Es ist immer merkwürdig für mich, dass die Nachfolger Nietzsches in allem Stil und Herz und Menschlichkeit, Höflichkeit so gemein aussehen, während für Nietzsche diese Sachen unerlässlich wichtig waren.
Ihr antwortet nicht als lebendige Personen und wolltet den Briefwechsel zum Forum-Stil ummachen, "Sachen besprechen". Ich wollte lieber Bilder von euren Wanderungen sehen um mich zu freuen, ehrlich gesagt, und wollte darum Beziehung machen, einander mit unseren Beispielen anzustacheln.
Sollte man mal zuerst auch dazu die ganze Welt herrschen, anständigen Stil haben zu vermögen?

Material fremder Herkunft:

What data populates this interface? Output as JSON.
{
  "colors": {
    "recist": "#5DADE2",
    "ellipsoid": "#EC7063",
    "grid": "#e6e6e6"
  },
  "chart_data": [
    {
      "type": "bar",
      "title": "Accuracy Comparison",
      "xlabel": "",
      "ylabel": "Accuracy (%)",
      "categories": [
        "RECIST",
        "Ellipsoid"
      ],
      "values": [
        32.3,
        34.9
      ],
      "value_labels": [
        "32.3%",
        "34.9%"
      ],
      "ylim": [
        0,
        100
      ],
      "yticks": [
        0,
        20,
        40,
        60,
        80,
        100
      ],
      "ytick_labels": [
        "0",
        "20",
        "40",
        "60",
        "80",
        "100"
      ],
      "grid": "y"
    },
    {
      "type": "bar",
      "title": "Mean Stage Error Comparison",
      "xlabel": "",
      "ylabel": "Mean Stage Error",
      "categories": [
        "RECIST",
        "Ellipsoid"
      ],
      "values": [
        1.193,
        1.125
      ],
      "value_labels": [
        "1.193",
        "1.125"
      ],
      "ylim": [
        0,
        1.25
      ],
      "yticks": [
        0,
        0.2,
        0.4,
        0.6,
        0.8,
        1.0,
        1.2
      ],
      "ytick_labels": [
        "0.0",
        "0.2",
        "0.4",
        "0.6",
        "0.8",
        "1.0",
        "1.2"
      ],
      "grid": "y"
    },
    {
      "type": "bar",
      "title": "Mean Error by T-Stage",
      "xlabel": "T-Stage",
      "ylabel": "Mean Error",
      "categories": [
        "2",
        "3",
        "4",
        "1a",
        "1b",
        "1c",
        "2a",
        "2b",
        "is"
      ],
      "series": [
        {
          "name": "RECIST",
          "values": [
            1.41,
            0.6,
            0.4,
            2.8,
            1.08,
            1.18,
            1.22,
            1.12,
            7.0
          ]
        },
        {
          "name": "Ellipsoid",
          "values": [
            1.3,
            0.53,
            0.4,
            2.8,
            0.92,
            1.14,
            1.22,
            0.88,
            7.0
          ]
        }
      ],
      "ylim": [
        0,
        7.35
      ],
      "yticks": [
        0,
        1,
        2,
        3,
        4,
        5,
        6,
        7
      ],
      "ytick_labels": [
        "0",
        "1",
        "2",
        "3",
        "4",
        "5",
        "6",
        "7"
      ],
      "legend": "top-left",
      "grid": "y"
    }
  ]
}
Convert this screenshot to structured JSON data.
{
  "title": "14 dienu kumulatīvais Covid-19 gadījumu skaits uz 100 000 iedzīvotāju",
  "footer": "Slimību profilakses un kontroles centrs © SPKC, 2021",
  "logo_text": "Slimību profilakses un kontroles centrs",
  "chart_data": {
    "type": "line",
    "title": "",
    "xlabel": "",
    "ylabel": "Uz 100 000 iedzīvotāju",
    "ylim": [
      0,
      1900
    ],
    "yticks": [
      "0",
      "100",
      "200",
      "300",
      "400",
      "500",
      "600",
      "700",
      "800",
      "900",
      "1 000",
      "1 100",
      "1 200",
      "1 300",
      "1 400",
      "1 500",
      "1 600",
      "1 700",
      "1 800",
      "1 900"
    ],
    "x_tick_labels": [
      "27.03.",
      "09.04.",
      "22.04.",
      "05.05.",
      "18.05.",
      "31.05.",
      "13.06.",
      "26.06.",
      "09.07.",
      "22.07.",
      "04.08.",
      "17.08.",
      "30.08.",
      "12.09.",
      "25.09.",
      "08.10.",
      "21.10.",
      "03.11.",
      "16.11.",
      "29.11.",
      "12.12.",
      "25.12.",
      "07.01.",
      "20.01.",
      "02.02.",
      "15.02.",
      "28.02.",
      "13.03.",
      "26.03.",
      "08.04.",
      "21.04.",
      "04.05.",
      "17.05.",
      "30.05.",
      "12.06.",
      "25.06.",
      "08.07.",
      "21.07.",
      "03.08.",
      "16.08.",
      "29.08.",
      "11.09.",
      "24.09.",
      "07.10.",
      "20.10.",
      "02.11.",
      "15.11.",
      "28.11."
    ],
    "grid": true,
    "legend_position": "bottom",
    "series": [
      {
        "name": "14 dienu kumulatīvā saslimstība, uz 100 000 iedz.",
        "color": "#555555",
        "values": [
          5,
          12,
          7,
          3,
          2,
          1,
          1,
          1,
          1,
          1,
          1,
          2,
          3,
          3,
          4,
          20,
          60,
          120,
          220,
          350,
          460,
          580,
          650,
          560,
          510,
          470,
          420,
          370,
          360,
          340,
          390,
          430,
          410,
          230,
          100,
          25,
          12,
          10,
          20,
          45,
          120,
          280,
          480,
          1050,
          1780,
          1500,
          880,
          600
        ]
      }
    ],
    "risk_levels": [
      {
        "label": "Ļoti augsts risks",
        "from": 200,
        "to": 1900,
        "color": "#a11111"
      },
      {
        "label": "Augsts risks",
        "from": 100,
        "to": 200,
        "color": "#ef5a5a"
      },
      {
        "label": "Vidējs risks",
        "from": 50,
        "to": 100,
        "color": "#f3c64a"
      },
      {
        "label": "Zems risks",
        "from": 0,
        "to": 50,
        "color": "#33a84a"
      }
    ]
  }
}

Und damit kommen wir an die Frage der berühmten 'Machtübernahme' an, mit der sich alle jungen Nietzsche-Lesenden an mich wenden, mit der Logik 'ich bin zu schwach, also sollen w i r zuerst die gesellschaftlichen Bedingungen schaffen, um endlich kräftig zu werden können'.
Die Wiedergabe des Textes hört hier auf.